Monday, June 2, 2014

Exeter Memorial Day Program


Honoring those who lost their lives.





Exeter-Milligan Band (above) and the American Legion Color Guard (below).



Amber Pribyl playing Taps
Flags flying on the way to the cemetery (above and below)




The Exeter American Legion members hosted their annual Memorial Day program under a beautiful blue sky at the Exeter Cemetery on Monday morning.

Tim Wilbeck served as the master of ceremonies for the event and welcomed the crowd before the Exeter-Milligan band played “The Star Spangled Banner.”

Kylie Briske read “The Gettysburg Address” after Pastor Kenneth Leischner gave the invocation.
The band played “Americana” and Brooke Manning read “In Flander’s Field” before the band played “America.”

Tim Wilbeck delivered a message that reminded the crowd of the meaning of Memorial Day.  “Sacrifice is meaningless without remembering. . .far too often we forget.”

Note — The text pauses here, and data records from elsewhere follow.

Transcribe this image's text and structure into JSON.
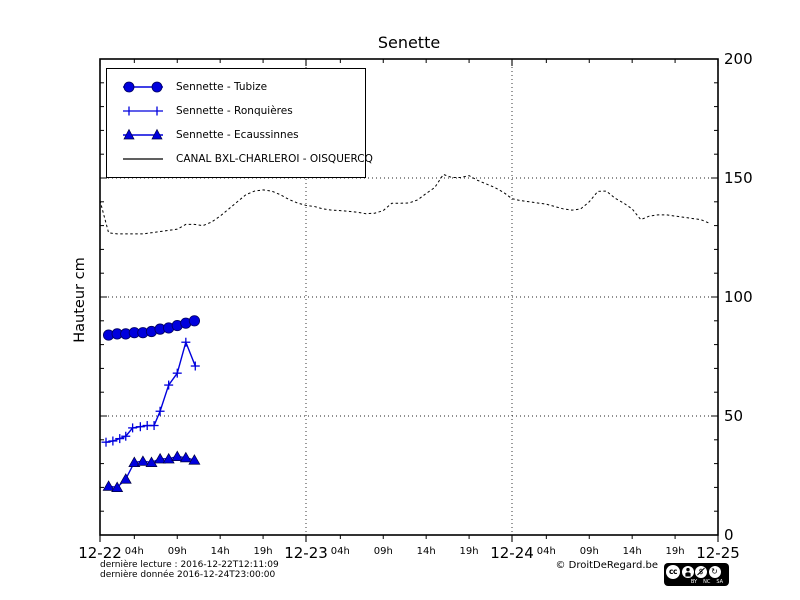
{
  "title": "Senette",
  "ylabel": "Hauteur cm",
  "footer": {
    "last_read": "dernière lecture : 2016-12-22T12:11:09",
    "last_data": "dernière donnée  2016-12-24T23:00:00",
    "copyright": "© DroitDeRegard.be"
  },
  "license": {
    "cc": "cc",
    "nc_glyph": "$",
    "sa_glyph": "↻",
    "labels": {
      "by": "BY",
      "nc": "NC",
      "sa": "SA"
    }
  },
  "chart_data": {
    "type": "line",
    "title": "Senette",
    "xlabel": "",
    "ylabel": "Hauteur cm",
    "ylim": [
      0,
      200
    ],
    "xlim_hours": [
      0,
      72
    ],
    "grid": {
      "h_values": [
        50,
        100,
        150
      ],
      "v_hours": [
        24,
        48
      ]
    },
    "yticks": [
      {
        "value": 0,
        "label": "0"
      },
      {
        "value": 50,
        "label": "50"
      },
      {
        "value": 100,
        "label": "100"
      },
      {
        "value": 150,
        "label": "150"
      },
      {
        "value": 200,
        "label": "200"
      }
    ],
    "y_minor_step": 10,
    "day_ticks": [
      {
        "hour": 0,
        "label": "12-22"
      },
      {
        "hour": 24,
        "label": "12-23"
      },
      {
        "hour": 48,
        "label": "12-24"
      },
      {
        "hour": 72,
        "label": "12-25"
      }
    ],
    "hour_ticks": [
      {
        "hour": 4,
        "label": "04h"
      },
      {
        "hour": 9,
        "label": "09h"
      },
      {
        "hour": 14,
        "label": "14h"
      },
      {
        "hour": 19,
        "label": "19h"
      },
      {
        "hour": 28,
        "label": "04h"
      },
      {
        "hour": 33,
        "label": "09h"
      },
      {
        "hour": 38,
        "label": "14h"
      },
      {
        "hour": 43,
        "label": "19h"
      },
      {
        "hour": 52,
        "label": "04h"
      },
      {
        "hour": 57,
        "label": "09h"
      },
      {
        "hour": 62,
        "label": "14h"
      },
      {
        "hour": 67,
        "label": "19h"
      }
    ],
    "legend_position": "upper left",
    "series": [
      {
        "name": "Sennette - Tubize",
        "marker": "circle",
        "color": "#0000dd",
        "hours": [
          1,
          2,
          3,
          4,
          5,
          6,
          7,
          8,
          9,
          10,
          11
        ],
        "values": [
          84,
          84.5,
          84.5,
          85,
          85,
          85.5,
          86.5,
          87,
          88,
          89,
          90
        ]
      },
      {
        "name": "Sennette - Ronquières",
        "marker": "plus",
        "color": "#0000dd",
        "hours": [
          0.7,
          1.5,
          2.3,
          3,
          3.8,
          4.7,
          5.5,
          6.3,
          7,
          8,
          9,
          10,
          11.1
        ],
        "values": [
          39,
          39.5,
          40.5,
          41.5,
          45,
          45.5,
          46,
          46,
          52,
          63,
          68,
          81,
          71
        ]
      },
      {
        "name": "Sennette - Ecaussinnes",
        "marker": "triangle",
        "color": "#0000dd",
        "hours": [
          1,
          2,
          3,
          4,
          5,
          6,
          7,
          8,
          9,
          10,
          11
        ],
        "values": [
          20.5,
          20,
          23.5,
          30.5,
          31,
          30.5,
          32,
          32,
          33,
          32.5,
          31.5
        ]
      },
      {
        "name": "CANAL BXL-CHARLEROI  - OISQUERCQ",
        "marker": "none",
        "color": "#000000",
        "dash": true,
        "hours": [
          0,
          1,
          2,
          3,
          4,
          5,
          6,
          7,
          8,
          9,
          10,
          11,
          12,
          13,
          14,
          15,
          16,
          17,
          18,
          19,
          20,
          21,
          22,
          23,
          24,
          25,
          26,
          27,
          28,
          29,
          30,
          31,
          32,
          33,
          34,
          35,
          36,
          37,
          38,
          39,
          40,
          41,
          42,
          43,
          44,
          45,
          46,
          47,
          48,
          49,
          50,
          51,
          52,
          53,
          54,
          55,
          56,
          57,
          58,
          59,
          60,
          61,
          62,
          63,
          64,
          65,
          66,
          67,
          68,
          69,
          70,
          71
        ],
        "values": [
          140.5,
          127,
          126.5,
          126.5,
          126.5,
          126.5,
          127,
          127.5,
          128,
          128.5,
          130.5,
          130.5,
          130,
          131.5,
          134,
          137,
          140,
          143,
          144.5,
          145,
          144.5,
          143,
          141,
          139.5,
          138.5,
          138,
          137,
          136.5,
          136.3,
          136,
          135.6,
          135,
          135.2,
          136.3,
          139.4,
          139.4,
          139.5,
          140.8,
          143.5,
          146,
          151.5,
          150.2,
          150.2,
          151,
          149,
          147.5,
          146,
          144,
          141.3,
          140.5,
          140,
          139.5,
          139,
          138,
          137,
          136.5,
          137,
          140,
          144.4,
          144.5,
          141.5,
          139.5,
          137,
          132.5,
          134,
          134.5,
          134.5,
          134,
          133.5,
          133,
          132.5,
          131
        ]
      }
    ]
  }
}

Wilbeck proposed that attending memorial services “should be regarded as a civic obligation, a way that our nation can repay the national debt we owe to those who sacrificed for us.  By honoring these men and women we preserve their memory.”

The story of an eight year Myles Eckert inspired Wilbeck and he shared the story with the audience.  Eckert found $20 as he entered a restaurant and planned to spend the money on a video game until he spotted a uniformed military man in the restaurant.  Eckert instead wrote a note and “paid it forward” to Lt. Col. Frank Dailey who is a member of the Air National Guard.  The note was signed “from a Gold Star kid.”  Eckert’s father was killed in Iraq when he was five weeks old.

Wilbeck shared the story to remind us that we need to take care of the families who make that ultimate sacrifice, “we can offer a shoulder to cry on or assist with educational expenses.  We don’t remember because of an edict or a solemn promise, we remember because we want to.”

“Don’t lose focus on what Memorial Day means. . .attend programs.  It is essential for our kids to learn what the sacrifice means,” Wilbeck emphasized.

The program was closed with a 21 gun salute to the dead and the playing of “Taps” by Amber Pribyl and “Taps Echo” by Trystan Brandt.

The audience was invited to the Legion hall for rolls and coffee.